CUDA Running out of memory after a few batches in an epoch

This is my training function:

def train():

  device = torch.device('cuda') if torch.cuda.is_available() else torch.device('cpu')
  model.to(device)
  model.train()
  optim = torch.optim.AdamW(model.parameters(), lr=5e-5)

  for epoch in range(10):
      with tqdm(dataloader, unit=" batch", leave=True, position=0) as tepoch:
        for i, data in enumerate(tepoch):
            inputs = tokenizer(data['text'], padding=True, truncation=True, return_tensors='pt')
            lm_labels = inputs['input_ids'].to(device)
            sarcasm_labels = data['label'].to(device)
            masked_tokens = mask_inputs(inputs['input_ids']).to(device)
            attention_mask = inputs['attention_mask'].to(device)
            
            outputs = model(masked_tokens, attention_mask=attention_mask, labels=lm_labels, next_sentence_label=sarcasm_labels)

            optim.zero_grad()
            # extract loss
            loss = outputs.loss
            # calculate loss for every parameter that needs grad update
            loss.backward()
            # update parameters
            optim.step()
            # print relevant info to progress bar
            tepoch.set_description(f'Epoch {epoch}')
            tepoch.set_postfix(loss=loss.detach().item())
            torch.cuda.empty_cache()

The training begins fine, however after a few batches in the first epoch itself, I get the Runtime Error of Cuda being out of memory.
The model is a Huggingface BertForPretraining Model.
Can someone help me with this?

Edit: For some reason, if I reduce the size of my Dataset, the problem is solved, but I cannot figure out why this is the case.

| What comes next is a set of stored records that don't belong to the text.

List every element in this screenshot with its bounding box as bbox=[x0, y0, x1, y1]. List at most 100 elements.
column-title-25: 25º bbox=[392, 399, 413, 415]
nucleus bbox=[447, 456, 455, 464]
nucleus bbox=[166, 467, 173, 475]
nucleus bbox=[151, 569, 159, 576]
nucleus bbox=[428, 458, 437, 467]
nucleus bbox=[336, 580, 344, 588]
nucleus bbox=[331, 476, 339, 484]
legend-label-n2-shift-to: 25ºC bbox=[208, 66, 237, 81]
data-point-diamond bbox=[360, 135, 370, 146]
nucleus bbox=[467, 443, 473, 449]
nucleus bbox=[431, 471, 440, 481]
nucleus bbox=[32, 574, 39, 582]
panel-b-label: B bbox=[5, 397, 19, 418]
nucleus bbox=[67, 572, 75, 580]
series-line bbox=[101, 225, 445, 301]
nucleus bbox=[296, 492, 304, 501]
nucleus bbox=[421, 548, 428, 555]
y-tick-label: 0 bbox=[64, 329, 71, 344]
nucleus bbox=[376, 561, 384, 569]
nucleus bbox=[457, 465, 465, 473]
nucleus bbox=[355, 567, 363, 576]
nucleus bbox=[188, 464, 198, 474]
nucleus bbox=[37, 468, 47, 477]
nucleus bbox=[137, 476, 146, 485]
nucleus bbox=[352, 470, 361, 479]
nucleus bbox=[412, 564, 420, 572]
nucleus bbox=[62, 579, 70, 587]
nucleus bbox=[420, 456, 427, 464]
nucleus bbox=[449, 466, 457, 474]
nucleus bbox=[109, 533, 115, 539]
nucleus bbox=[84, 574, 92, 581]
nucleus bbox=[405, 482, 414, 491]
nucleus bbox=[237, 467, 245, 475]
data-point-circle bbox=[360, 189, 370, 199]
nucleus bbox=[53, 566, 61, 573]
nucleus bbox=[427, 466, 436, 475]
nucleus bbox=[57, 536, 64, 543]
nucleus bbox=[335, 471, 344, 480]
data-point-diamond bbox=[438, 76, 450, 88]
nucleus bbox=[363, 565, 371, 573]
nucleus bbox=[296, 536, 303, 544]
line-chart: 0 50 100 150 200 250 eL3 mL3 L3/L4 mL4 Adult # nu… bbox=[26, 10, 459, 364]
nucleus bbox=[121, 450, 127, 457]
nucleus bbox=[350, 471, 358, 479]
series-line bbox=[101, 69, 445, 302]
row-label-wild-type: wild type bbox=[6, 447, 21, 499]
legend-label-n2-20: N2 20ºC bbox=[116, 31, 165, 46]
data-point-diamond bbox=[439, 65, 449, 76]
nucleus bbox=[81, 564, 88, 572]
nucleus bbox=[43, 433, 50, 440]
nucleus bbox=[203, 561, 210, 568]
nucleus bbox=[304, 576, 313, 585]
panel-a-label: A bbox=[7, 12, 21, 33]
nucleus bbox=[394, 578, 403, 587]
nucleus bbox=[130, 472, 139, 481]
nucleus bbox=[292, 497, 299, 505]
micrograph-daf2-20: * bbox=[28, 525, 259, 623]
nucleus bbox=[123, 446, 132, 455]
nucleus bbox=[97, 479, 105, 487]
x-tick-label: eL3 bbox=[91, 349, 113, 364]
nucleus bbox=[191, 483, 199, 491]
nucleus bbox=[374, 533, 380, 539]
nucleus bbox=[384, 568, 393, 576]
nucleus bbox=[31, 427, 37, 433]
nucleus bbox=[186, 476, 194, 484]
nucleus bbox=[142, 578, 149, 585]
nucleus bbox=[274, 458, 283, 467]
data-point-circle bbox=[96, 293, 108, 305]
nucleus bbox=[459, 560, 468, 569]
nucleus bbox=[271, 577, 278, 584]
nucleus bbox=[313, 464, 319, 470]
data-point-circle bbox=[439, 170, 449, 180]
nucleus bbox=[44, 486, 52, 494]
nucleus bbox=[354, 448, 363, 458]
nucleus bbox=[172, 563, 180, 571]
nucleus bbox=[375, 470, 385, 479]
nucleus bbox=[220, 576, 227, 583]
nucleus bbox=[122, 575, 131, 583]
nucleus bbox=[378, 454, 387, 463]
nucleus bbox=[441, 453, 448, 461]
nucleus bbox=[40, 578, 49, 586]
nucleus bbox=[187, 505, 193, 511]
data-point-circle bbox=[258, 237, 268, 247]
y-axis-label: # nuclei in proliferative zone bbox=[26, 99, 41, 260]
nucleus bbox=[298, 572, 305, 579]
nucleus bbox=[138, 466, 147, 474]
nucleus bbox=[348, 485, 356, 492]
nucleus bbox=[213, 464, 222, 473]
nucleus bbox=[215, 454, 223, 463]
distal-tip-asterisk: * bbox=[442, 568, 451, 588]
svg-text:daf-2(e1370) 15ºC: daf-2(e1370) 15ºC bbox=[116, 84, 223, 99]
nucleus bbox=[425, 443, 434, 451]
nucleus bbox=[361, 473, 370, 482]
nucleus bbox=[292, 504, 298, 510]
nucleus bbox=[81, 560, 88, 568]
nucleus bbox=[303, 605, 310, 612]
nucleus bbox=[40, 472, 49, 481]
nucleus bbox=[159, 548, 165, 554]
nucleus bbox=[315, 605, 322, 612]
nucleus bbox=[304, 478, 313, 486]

This might point to a memory increase in each iteration, which might not be causing the OOM anymore, if you are reducing the number of iterations.
Check the memory usage in your code e.g. via torch.cuda.memory_summary() or torch.cuda.memory_allocated() inside the training iterations and try to narrow down where the increase happens (you should also see that e.g. loss.backward() reduces the memory usage).